I have learned a lot about Swedish business culture simply by sitting across the table from two managers at different Swedish companies (Swedish branch of IBM and IT company called Office IT-Partners). Many of the things I learned was about cultural understandings/norms as well as what they think about the government.
Here is a list of some of the things I have been learning.
1. In Sweden, nobody is "better" than anyone else. Everyone likes to be modest because its the most relatable. If someone is successful, they will keep that success to themselves and they won't brag about it or showcase it (except for Swedish soccer star, Zlatan, who is one of the highest paid soccer starts in the world. He is boastful, but in his defense, he is the best). The implications for feeling equal as everyone else means that you can be rich (unlike in communism), but if you are a salesperson, you won't drive a ferrari to a sales meeting. It would be more acceptable to drive a Volvo (Swedish brand) because then you would seem like a regular guy, and not a big-hot-shot. In America that may be different quite often because people will relate wealth with success, and they relate that success with ability to do their job. So many people in America would be more apt to trust a outwardsly rich person rather than a seemingly "normal" guy. It is not this way in Sweden.

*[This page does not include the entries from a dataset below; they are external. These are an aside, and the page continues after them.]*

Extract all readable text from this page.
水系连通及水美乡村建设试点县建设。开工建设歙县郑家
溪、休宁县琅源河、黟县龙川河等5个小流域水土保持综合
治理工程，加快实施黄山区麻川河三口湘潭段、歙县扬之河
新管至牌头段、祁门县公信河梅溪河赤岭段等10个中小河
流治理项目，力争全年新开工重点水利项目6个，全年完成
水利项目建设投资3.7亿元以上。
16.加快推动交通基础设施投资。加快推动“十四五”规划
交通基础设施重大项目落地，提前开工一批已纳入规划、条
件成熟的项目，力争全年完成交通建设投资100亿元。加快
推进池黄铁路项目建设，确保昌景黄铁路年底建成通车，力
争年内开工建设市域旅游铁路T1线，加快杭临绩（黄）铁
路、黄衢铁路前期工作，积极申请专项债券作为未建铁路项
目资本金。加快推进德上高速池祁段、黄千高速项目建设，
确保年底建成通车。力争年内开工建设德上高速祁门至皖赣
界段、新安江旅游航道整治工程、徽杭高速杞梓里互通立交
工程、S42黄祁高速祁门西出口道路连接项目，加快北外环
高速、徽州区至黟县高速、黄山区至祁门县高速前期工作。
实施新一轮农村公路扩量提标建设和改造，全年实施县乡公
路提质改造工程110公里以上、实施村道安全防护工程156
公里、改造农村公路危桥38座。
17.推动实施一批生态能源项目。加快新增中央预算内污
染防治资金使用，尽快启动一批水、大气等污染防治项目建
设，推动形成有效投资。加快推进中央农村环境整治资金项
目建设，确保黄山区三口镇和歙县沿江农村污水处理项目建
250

2. The government is somewhat moderate, but by no means Communist. The difference between our government, Sweden's government, and that of the former soviet union is that our government is all about free market and less about social programs and making sure our citizens are taken care of (by the state), instead supporting big business and providing the bare minimum for lower classes of people. In Sweden, they have a democratic system, like the USA, but instead of a person being elected (like Mitt Romney or Barack Obama), they will elect a party and set of policies. The party takes care of who is in charge, and that leader elects his/her cabinet members. Unlike the soviet union, Sweden is pretty capitalistic. Yes, there are high taxes, but it is not to spread the wealth so everyone is equal. The taxes are in place to provide social programming such as free education and healthcare for children. This works well for a small country like Sweden, and I'm not certain if that kind of social programming could work on a larger scale like in the United States, but the United States is one of the only industrialized, "first world" countries that doesn't have a universal healthcare.
3. Swedes don't make a ton of money, but they don't need to. They make enough to get by, have a nice family, do some traveling, etc. Swedes don't need the excess luxury that Americans will typically have.
I have learned a lot so far from having meals and "fika" (Swedish coffee break) with Swedes, and I hope I learn much more as my journey continues.